LITTLE ROCK, AR - A 2-year-old boy burned, beaten, and bruised is removed from his home by Little Rock Police, and the mother and her boyfriend are in jail.
Little Rock Police got a tip to do a welfare check on 2-year-old Tristin Bray from Alma Police, who got a tip from a housing assistance service, who saw the boy with his mother looking malnourished with a possible broken arm and burns on his face.
When Little Rock Police arrived at the home Wednesday night, they found Tristin Bray in his bed suffering from life-threatening injuries.
Hermean Patterson lives next door and says the family has only been living there a week or two and she had no idea what was going on behind closed doors. "It's terrible. I don't see how an adult anybody could hurt a child. Both of them need to be in jail for the rest of their lives. They don't ever need to get out."
Police arrest 23-year-old Tiffany Bray and her boyfriend, 34-year-old Ronnie Lee Canada Jr. Lt. Terry Hastings says the toddler had been burned and had numerous cuts and bruises all over his body. "We see bad things all the time, but a situation like this really pulls at your heart strings. For our officers to see a child who has been put in this situation is difficult."
Police say Tristin was taken to Arkansas Children's Hospital where doctors examined the boy and reported to investigators he is suffering from a brain bleed, hemorrhages in his eyes that may cause blindness, a broken arm, and numerous other injuries.
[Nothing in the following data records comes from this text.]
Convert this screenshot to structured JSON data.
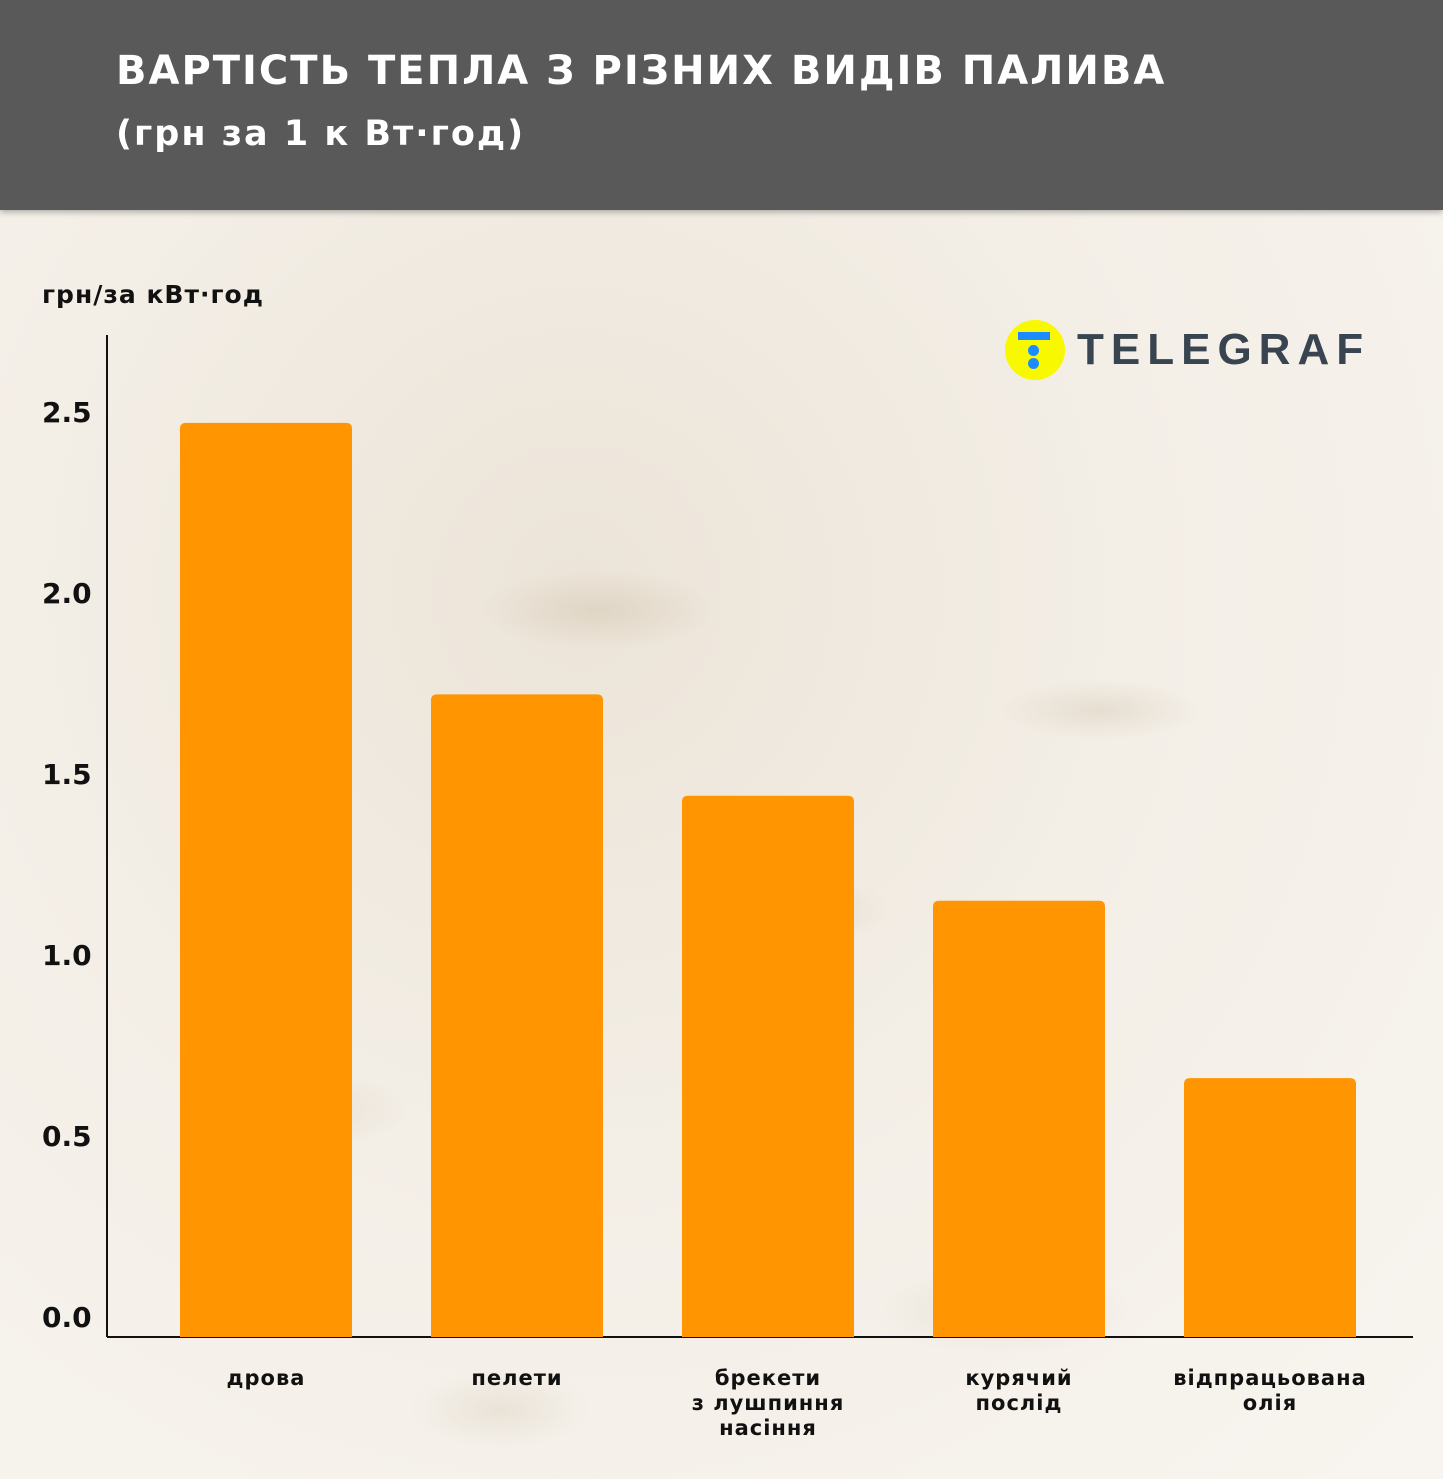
{
  "header": {
    "title": "ВАРТІСТЬ ТЕПЛА З РІЗНИХ ВИДІВ ПАЛИВА",
    "subtitle": "(грн за 1 к Вт·год)"
  },
  "logo": {
    "text": "TELEGRAF",
    "circle_color": "#f8f800",
    "mark_color": "#1a8cff"
  },
  "chart_data": {
    "type": "bar",
    "title": "ВАРТІСТЬ ТЕПЛА З РІЗНИХ ВИДІВ ПАЛИВА",
    "subtitle": "(грн за 1 к Вт·год)",
    "ylabel": "грн/за кВт·год",
    "xlabel": "",
    "categories": [
      [
        "дрова"
      ],
      [
        "пелети"
      ],
      [
        "брекети",
        "з лушпиння",
        "насіння"
      ],
      [
        "курячий",
        "послід"
      ],
      [
        "відпрацьована",
        "олія"
      ]
    ],
    "values": [
      2.47,
      1.72,
      1.44,
      1.15,
      0.66
    ],
    "yticks": [
      "0.0",
      "0.5",
      "1.0",
      "1.5",
      "2.0",
      "2.5"
    ],
    "ylim": [
      0,
      2.75
    ],
    "grid": false,
    "bar_color": "#ff9500"
  }
}
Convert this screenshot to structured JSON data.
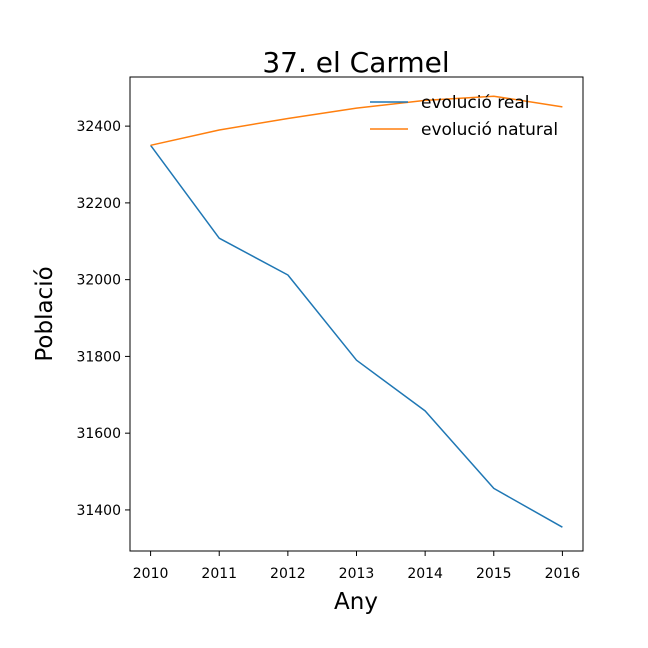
{
  "chart_data": {
    "type": "line",
    "title": "37. el Carmel",
    "xlabel": "Any",
    "ylabel": "Població",
    "x": [
      2010,
      2011,
      2012,
      2013,
      2014,
      2015,
      2016
    ],
    "xlim": [
      2009.7,
      2016.3
    ],
    "ylim": [
      31293,
      32528
    ],
    "yticks": [
      31400,
      31600,
      31800,
      32000,
      32200,
      32400
    ],
    "grid": false,
    "legend_position": "upper-right",
    "series": [
      {
        "name": "evolució real",
        "color": "#1f77b4",
        "values": [
          32350,
          32108,
          32012,
          31790,
          31658,
          31456,
          31355
        ]
      },
      {
        "name": "evolució natural",
        "color": "#ff7f0e",
        "values": [
          32350,
          32390,
          32420,
          32447,
          32467,
          32478,
          32450
        ]
      }
    ]
  }
}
Lt. Hastings says the injuries to the child are obviously those that had gone on for a long period of time.
Bray is charged with permitting abuse of a minor and endangering the welfare of a minor. Canada is charged with first-degree battery and endangering the welfare of a minor.
Lt. Hastings says it appears the mother did not intervene on the child's behalf.
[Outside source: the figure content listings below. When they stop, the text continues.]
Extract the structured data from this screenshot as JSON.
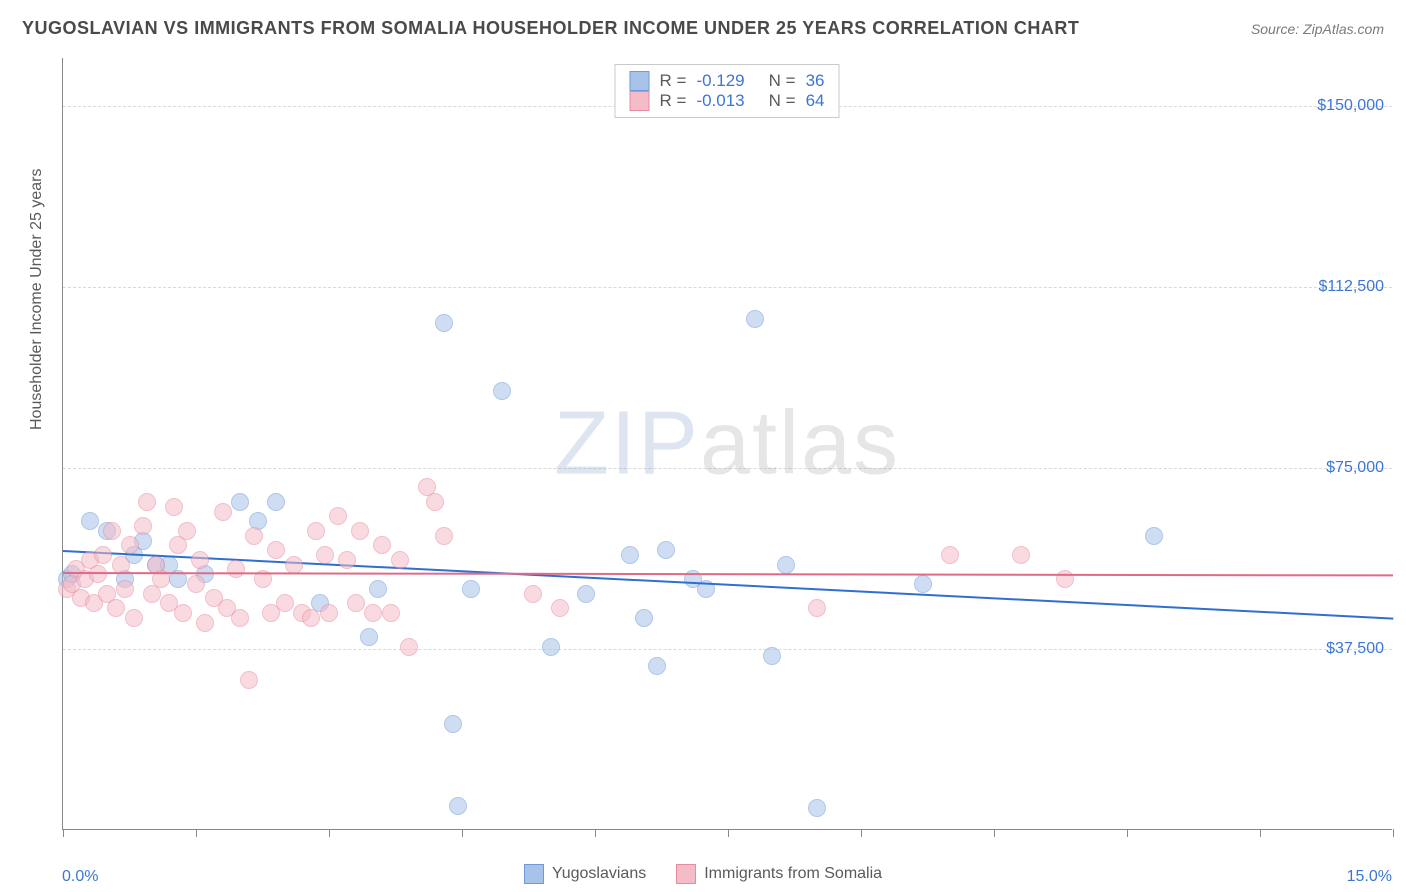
{
  "title": "YUGOSLAVIAN VS IMMIGRANTS FROM SOMALIA HOUSEHOLDER INCOME UNDER 25 YEARS CORRELATION CHART",
  "source": "Source: ZipAtlas.com",
  "watermark": {
    "part1": "ZIP",
    "part2": "atlas"
  },
  "chart": {
    "type": "scatter",
    "y_axis_label": "Householder Income Under 25 years",
    "x_min_label": "0.0%",
    "x_max_label": "15.0%",
    "xlim": [
      0,
      15
    ],
    "ylim": [
      0,
      160000
    ],
    "y_gridlines": [
      37500,
      75000,
      112500,
      150000
    ],
    "y_tick_labels": [
      "$37,500",
      "$75,000",
      "$112,500",
      "$150,000"
    ],
    "x_ticks": [
      0,
      1.5,
      3.0,
      4.5,
      6.0,
      7.5,
      9.0,
      10.5,
      12.0,
      13.5,
      15.0
    ],
    "background_color": "#ffffff",
    "grid_color": "#d9d9d9",
    "axis_label_color": "#5a5a5a",
    "tick_label_color": "#3b76d6",
    "marker_radius": 9,
    "marker_opacity": 0.55,
    "series": [
      {
        "name": "Yugoslavians",
        "color_fill": "#a8c3ea",
        "color_stroke": "#6f9ad6",
        "line_color": "#2f6fd0",
        "R": "-0.129",
        "N": "36",
        "trend": {
          "y_at_x0": 58000,
          "y_at_xmax": 44000
        },
        "points": [
          {
            "x": 0.05,
            "y": 52000
          },
          {
            "x": 0.1,
            "y": 53000
          },
          {
            "x": 0.3,
            "y": 64000
          },
          {
            "x": 0.5,
            "y": 62000
          },
          {
            "x": 0.7,
            "y": 52000
          },
          {
            "x": 0.8,
            "y": 57000
          },
          {
            "x": 0.9,
            "y": 60000
          },
          {
            "x": 1.05,
            "y": 55000
          },
          {
            "x": 1.2,
            "y": 55000
          },
          {
            "x": 1.3,
            "y": 52000
          },
          {
            "x": 1.6,
            "y": 53000
          },
          {
            "x": 2.0,
            "y": 68000
          },
          {
            "x": 2.2,
            "y": 64000
          },
          {
            "x": 2.4,
            "y": 68000
          },
          {
            "x": 3.45,
            "y": 40000
          },
          {
            "x": 3.55,
            "y": 50000
          },
          {
            "x": 4.3,
            "y": 105000
          },
          {
            "x": 4.4,
            "y": 22000
          },
          {
            "x": 4.45,
            "y": 5000
          },
          {
            "x": 4.6,
            "y": 50000
          },
          {
            "x": 4.95,
            "y": 91000
          },
          {
            "x": 5.5,
            "y": 38000
          },
          {
            "x": 5.9,
            "y": 49000
          },
          {
            "x": 6.4,
            "y": 57000
          },
          {
            "x": 6.55,
            "y": 44000
          },
          {
            "x": 6.7,
            "y": 34000
          },
          {
            "x": 6.8,
            "y": 58000
          },
          {
            "x": 7.25,
            "y": 50000
          },
          {
            "x": 7.8,
            "y": 106000
          },
          {
            "x": 8.0,
            "y": 36000
          },
          {
            "x": 8.15,
            "y": 55000
          },
          {
            "x": 8.5,
            "y": 4500
          },
          {
            "x": 9.7,
            "y": 51000
          },
          {
            "x": 12.3,
            "y": 61000
          },
          {
            "x": 7.1,
            "y": 52000
          },
          {
            "x": 2.9,
            "y": 47000
          }
        ]
      },
      {
        "name": "Immigrants from Somalia",
        "color_fill": "#f3bcc7",
        "color_stroke": "#e68ca0",
        "line_color": "#e06b87",
        "R": "-0.013",
        "N": "64",
        "trend": {
          "y_at_x0": 53500,
          "y_at_xmax": 53000
        },
        "points": [
          {
            "x": 0.05,
            "y": 50000
          },
          {
            "x": 0.1,
            "y": 51000
          },
          {
            "x": 0.15,
            "y": 54000
          },
          {
            "x": 0.2,
            "y": 48000
          },
          {
            "x": 0.25,
            "y": 52000
          },
          {
            "x": 0.3,
            "y": 56000
          },
          {
            "x": 0.35,
            "y": 47000
          },
          {
            "x": 0.4,
            "y": 53000
          },
          {
            "x": 0.45,
            "y": 57000
          },
          {
            "x": 0.5,
            "y": 49000
          },
          {
            "x": 0.55,
            "y": 62000
          },
          {
            "x": 0.6,
            "y": 46000
          },
          {
            "x": 0.65,
            "y": 55000
          },
          {
            "x": 0.7,
            "y": 50000
          },
          {
            "x": 0.75,
            "y": 59000
          },
          {
            "x": 0.8,
            "y": 44000
          },
          {
            "x": 0.9,
            "y": 63000
          },
          {
            "x": 0.95,
            "y": 68000
          },
          {
            "x": 1.0,
            "y": 49000
          },
          {
            "x": 1.05,
            "y": 55000
          },
          {
            "x": 1.1,
            "y": 52000
          },
          {
            "x": 1.2,
            "y": 47000
          },
          {
            "x": 1.25,
            "y": 67000
          },
          {
            "x": 1.3,
            "y": 59000
          },
          {
            "x": 1.35,
            "y": 45000
          },
          {
            "x": 1.4,
            "y": 62000
          },
          {
            "x": 1.5,
            "y": 51000
          },
          {
            "x": 1.55,
            "y": 56000
          },
          {
            "x": 1.6,
            "y": 43000
          },
          {
            "x": 1.7,
            "y": 48000
          },
          {
            "x": 1.8,
            "y": 66000
          },
          {
            "x": 1.85,
            "y": 46000
          },
          {
            "x": 1.95,
            "y": 54000
          },
          {
            "x": 2.0,
            "y": 44000
          },
          {
            "x": 2.1,
            "y": 31000
          },
          {
            "x": 2.15,
            "y": 61000
          },
          {
            "x": 2.25,
            "y": 52000
          },
          {
            "x": 2.35,
            "y": 45000
          },
          {
            "x": 2.4,
            "y": 58000
          },
          {
            "x": 2.5,
            "y": 47000
          },
          {
            "x": 2.6,
            "y": 55000
          },
          {
            "x": 2.7,
            "y": 45000
          },
          {
            "x": 2.8,
            "y": 44000
          },
          {
            "x": 2.85,
            "y": 62000
          },
          {
            "x": 2.95,
            "y": 57000
          },
          {
            "x": 3.0,
            "y": 45000
          },
          {
            "x": 3.1,
            "y": 65000
          },
          {
            "x": 3.2,
            "y": 56000
          },
          {
            "x": 3.3,
            "y": 47000
          },
          {
            "x": 3.35,
            "y": 62000
          },
          {
            "x": 3.5,
            "y": 45000
          },
          {
            "x": 3.6,
            "y": 59000
          },
          {
            "x": 3.7,
            "y": 45000
          },
          {
            "x": 3.8,
            "y": 56000
          },
          {
            "x": 3.9,
            "y": 38000
          },
          {
            "x": 4.1,
            "y": 71000
          },
          {
            "x": 4.2,
            "y": 68000
          },
          {
            "x": 4.3,
            "y": 61000
          },
          {
            "x": 5.3,
            "y": 49000
          },
          {
            "x": 5.6,
            "y": 46000
          },
          {
            "x": 8.5,
            "y": 46000
          },
          {
            "x": 10.0,
            "y": 57000
          },
          {
            "x": 10.8,
            "y": 57000
          },
          {
            "x": 11.3,
            "y": 52000
          }
        ]
      }
    ]
  }
}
Bond for both is set at $200,000.
Police say this isn't the first time the couple has been involved in a child abuse case of Tristin Bray. The couple was investigated in February in Joplin, Missouri. No charges were filed at that time.
Child abuse pediatrician at Arkansas Children's Hospital, Karen Farst, says it is difficult to detect abuse in young children, but there are signs of abuse and risk factors people should watch out for. "Be aware of your surroundings and who you intersect who you might be coming into contact with who may be at risk."
Lt. Hastings says that how this case came to light. "Thank goodness a person in Alma thought the child was abused and contacted authorities. It's doubtful this child would have survived much longer in the condition the child is in."
Police and child abuse prevention advocates say when it comes to children, it takes someone else stand up and speak for them, especially when they are too young to speak for themselves.
Farst says warning signs to watch for include malnutrition, domestic violence or substance abuse in the home, and bruises on children not from normal play activity.